- Born: February 11, 1933 Bromptonville, Québec
- Died: September 30, 2016 (aged 83) Boucherville, Québec
- Occupations: television and radio journalist, sports news presenter
- Known for: host of La Soirée du hockey

= Lionel Duval =

Canadian sportscaster

Lionel Duval (February 11, 1933 - September 30, 2016) was a Canadian sports journalist and long time presenter at La Soirée du hockey.

==Biography==

Born in the Estrie region of Québec, Lionel Duval graduated from École supérieure de Hull in the Outaouais region. He began his career as a radio broadcaster in the 1950s at CKCH.

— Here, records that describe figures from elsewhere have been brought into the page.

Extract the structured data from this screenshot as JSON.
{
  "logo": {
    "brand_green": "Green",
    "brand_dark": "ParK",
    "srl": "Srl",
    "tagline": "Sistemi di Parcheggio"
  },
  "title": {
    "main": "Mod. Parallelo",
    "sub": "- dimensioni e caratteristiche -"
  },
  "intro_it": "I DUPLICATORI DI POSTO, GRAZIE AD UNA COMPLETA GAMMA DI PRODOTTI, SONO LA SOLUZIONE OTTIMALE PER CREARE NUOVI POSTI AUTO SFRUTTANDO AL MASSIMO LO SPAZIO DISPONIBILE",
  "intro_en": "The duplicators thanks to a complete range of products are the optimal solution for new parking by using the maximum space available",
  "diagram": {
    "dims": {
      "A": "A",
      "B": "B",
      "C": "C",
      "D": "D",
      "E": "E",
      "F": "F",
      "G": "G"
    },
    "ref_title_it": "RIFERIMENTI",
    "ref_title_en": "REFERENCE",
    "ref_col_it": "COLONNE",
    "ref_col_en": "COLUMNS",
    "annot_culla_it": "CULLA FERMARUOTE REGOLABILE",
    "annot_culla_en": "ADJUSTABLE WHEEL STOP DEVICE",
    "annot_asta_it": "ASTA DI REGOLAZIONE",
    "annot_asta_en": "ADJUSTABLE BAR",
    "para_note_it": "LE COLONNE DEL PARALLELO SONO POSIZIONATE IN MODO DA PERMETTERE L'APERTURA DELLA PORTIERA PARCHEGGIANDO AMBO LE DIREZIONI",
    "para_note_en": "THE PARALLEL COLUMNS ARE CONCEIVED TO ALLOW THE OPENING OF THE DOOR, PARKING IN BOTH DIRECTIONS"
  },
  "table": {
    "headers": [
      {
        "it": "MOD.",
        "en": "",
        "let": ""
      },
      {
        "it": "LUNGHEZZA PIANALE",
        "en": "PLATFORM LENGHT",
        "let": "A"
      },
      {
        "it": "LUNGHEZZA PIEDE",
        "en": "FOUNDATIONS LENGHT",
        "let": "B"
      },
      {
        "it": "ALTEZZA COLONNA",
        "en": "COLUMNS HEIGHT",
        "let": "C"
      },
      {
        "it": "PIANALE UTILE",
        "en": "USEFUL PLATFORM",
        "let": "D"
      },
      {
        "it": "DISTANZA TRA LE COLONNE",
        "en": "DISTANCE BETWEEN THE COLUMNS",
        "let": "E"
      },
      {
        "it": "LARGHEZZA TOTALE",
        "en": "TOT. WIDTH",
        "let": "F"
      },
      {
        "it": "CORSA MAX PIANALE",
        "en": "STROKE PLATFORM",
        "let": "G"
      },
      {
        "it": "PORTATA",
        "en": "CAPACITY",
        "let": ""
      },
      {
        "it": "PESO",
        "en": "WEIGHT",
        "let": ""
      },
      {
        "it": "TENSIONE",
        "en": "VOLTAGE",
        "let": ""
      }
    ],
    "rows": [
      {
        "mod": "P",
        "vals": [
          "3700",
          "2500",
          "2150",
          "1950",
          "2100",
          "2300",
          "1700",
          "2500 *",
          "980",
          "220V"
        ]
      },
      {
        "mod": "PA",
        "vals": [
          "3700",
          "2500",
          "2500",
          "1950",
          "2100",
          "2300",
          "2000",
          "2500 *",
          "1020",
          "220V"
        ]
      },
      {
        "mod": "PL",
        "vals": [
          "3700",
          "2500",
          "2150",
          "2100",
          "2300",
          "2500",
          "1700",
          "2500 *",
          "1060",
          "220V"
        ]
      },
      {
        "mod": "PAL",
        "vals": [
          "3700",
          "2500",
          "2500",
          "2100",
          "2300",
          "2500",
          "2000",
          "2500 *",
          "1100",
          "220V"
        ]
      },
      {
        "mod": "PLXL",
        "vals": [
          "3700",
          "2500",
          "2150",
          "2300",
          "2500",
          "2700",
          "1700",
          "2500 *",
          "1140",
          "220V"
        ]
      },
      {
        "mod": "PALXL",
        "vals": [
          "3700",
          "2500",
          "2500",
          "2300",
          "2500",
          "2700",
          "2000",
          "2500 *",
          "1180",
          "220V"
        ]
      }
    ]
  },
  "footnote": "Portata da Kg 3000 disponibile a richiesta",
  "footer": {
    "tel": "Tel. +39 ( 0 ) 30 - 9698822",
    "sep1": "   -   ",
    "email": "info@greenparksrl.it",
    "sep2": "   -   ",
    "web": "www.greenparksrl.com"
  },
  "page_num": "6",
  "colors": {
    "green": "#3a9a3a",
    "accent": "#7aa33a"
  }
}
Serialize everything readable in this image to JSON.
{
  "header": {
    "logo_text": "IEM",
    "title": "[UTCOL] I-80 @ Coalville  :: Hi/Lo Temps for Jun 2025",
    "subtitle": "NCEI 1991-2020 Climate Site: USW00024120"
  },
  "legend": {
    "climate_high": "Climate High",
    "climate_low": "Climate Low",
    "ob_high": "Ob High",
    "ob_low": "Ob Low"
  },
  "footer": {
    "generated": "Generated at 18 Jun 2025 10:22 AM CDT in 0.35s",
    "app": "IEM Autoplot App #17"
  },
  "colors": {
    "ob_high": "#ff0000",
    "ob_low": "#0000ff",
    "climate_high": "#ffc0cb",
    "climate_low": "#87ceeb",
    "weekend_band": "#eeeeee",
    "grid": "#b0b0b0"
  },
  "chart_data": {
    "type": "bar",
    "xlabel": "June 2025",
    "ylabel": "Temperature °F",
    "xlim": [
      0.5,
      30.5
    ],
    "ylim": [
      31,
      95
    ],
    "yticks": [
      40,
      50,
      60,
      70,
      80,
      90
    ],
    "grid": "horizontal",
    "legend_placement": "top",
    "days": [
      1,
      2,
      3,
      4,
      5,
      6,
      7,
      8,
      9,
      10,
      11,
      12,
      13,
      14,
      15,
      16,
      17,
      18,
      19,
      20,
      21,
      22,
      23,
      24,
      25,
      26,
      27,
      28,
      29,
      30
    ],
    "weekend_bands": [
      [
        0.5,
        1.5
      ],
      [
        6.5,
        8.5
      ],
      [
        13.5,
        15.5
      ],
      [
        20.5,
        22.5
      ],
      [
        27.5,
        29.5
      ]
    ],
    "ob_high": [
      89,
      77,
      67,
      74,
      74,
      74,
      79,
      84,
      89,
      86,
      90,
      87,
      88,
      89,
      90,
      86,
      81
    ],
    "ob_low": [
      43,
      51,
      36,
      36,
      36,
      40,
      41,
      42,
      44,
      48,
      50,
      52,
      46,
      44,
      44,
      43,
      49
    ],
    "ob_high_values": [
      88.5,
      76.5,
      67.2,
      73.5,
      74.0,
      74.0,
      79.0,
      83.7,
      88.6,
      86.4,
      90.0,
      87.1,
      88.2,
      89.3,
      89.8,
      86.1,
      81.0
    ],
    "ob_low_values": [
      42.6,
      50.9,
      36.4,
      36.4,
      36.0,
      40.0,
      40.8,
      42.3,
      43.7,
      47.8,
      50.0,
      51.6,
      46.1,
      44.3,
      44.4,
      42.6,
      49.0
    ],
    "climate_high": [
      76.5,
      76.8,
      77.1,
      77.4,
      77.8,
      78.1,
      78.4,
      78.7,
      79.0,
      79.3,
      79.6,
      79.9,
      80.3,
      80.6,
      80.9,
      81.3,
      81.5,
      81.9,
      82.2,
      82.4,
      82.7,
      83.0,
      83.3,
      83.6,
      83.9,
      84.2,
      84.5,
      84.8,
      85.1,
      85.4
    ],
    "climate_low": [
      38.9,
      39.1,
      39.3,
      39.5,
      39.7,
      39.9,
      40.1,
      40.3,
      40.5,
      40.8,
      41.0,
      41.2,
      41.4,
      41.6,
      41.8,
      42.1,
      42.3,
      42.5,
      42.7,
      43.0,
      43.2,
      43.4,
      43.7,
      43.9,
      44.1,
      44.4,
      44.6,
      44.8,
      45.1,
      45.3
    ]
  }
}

In the late 1950s, he was the play-by-play announcer for the Hull-Ottawa Canadiens hockey games.

Duval was hired by Radio-Canada in 1961 in the Outaouais and Ottawa region. One of his first gigs was as the host of Hebdo Sports, a local sports television programme.

In 1964, he was transferred to the Montréal Radio-Canada television station. For close to 30 years he was presenter and interviewer of La Soirée du hockey, the weekly broadcast of the Montreal Canadiens games. He was a sports news presenter for Radio-Canada television as well.

For many of those years at La Soirée du hockey, he was a member of a broadcasting team with René Lecavalier, Richard Garneau and Gilles Tremblay.

During his years at La Soirée du hockey, the Canadiens won the Stanley Cup 11 times, which, according to Radio-Canada, is a record among ice hockey broadcasters.

For Radio-Canada, Lionel Duval covered several Olympic Games, from Munich 1972 to Albertville '92. At the 1976 Summer Olympics in Montréal, he described cycling, rowing and canoeing.

In the 1980s in Québec, he appeared as himself in a Pepsi commercial alongside comedian Claude Meunier.

In 1990, the Québec's voting public award him a MetroStar as their favorite host of a sports programme.

Lionel Duval, aged 60, retired in 1993, after more than 40 years in sports journalism, including 32 years at Radio-Canada. He died of complications from Parkinson's disease in 2016.